Concerning privacy and security, my favorite feature of GrandCentral is the ability to simply mark a caller as spam (just like an e-mail inbox), and never hear from them again! Telemarketer or ex-boyfriend/girlfriend harassing you? Hit the spam button by their number and kiss them good-bye!
GrandCentral is currently in private beta, but you can go ahead and reserve a number.
7. Don’t be an Idiot.
(Difficulty – ???)
My final point is that none of these solutions are worth a pitcher of warm spit if you can’t protect yourself from… yourself. Use common sense. Question everything. As with phishing, most attempts to gather your personal information come in a masked form. Do you really think that e-mail full of typographical errors is truly from PayPal? Do you really think that nice prince from Nigeria wants to give you a million dollars? C’mon.
The last few years have witnessed the rise of the social network, and it concerns me how many people willingly (nay, eagerly!) give away practically all details of their private lives online. I think we’re only starting to see the far-reaching implications of such actions. And no, I’m not just talking about posting drunk party pictures of yourself on Facebook for the world to see and then wondering why you got fired. I’m talking about a widespread increase in identity theft directly related to the hapless vomiting of personal information online.

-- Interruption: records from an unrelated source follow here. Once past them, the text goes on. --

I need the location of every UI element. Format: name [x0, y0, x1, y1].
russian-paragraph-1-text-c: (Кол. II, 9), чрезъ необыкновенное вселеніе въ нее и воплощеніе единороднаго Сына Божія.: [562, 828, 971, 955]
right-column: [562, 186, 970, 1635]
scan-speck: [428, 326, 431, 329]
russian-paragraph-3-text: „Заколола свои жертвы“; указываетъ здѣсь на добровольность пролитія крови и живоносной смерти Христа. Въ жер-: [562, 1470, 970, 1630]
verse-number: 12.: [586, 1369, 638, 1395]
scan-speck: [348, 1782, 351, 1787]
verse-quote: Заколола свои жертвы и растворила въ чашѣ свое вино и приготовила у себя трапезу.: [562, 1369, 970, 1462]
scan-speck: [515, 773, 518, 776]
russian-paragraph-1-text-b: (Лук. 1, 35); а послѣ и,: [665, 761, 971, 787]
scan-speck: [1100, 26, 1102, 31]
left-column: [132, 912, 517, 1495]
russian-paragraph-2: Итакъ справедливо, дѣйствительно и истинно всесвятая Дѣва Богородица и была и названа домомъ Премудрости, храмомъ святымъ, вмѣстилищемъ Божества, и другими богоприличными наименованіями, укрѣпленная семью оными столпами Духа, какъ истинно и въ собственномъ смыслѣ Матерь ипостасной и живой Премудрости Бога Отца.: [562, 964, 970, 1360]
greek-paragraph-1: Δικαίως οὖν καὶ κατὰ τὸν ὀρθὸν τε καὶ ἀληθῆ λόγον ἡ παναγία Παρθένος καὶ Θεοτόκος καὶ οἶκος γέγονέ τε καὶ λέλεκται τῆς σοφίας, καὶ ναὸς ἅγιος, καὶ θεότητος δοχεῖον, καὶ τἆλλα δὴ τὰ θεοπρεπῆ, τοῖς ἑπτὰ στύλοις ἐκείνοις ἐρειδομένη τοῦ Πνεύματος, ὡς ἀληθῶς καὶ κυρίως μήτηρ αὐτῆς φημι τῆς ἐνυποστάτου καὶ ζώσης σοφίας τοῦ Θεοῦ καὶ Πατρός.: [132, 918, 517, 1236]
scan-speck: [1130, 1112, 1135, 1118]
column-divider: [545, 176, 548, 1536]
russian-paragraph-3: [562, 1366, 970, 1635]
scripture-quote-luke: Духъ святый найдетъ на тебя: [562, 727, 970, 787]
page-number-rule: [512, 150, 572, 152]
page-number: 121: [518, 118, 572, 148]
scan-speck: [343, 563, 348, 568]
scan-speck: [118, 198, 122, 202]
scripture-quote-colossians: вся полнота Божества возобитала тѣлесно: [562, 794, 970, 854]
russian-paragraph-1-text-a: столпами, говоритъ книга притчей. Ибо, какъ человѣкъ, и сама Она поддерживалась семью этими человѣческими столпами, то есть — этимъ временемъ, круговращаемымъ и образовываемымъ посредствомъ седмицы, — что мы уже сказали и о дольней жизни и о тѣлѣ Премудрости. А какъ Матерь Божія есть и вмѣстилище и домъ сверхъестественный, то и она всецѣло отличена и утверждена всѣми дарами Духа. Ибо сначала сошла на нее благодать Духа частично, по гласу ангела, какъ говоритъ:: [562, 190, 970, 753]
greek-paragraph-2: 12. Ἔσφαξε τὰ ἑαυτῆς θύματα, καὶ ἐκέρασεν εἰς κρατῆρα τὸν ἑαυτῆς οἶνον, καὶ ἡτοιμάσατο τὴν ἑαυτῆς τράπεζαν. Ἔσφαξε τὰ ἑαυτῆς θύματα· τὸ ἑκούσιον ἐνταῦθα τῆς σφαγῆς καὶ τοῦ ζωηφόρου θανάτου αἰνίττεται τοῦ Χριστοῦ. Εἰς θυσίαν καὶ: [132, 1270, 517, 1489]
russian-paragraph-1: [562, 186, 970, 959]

Remember that just because you pass through a login into your preferred social network, it doesn’t mean that any information you post about yourself is safe and secure. Yes, there are unscrupulous people out there who will stop at nothing to harvest your identity for malicious purposes. Flies are attracted to the dung heap, so to speak.
Just be careful. In the last few months I’ve seen a drastic increase in Facebook spam due to people with hijacked user accounts. It’s annoying, disturbing, and disgusting. Don’t let it happen to you.
This is by no means a thorough list. Do you have any other ideas on how to protect yourself online? I’d love to hear them.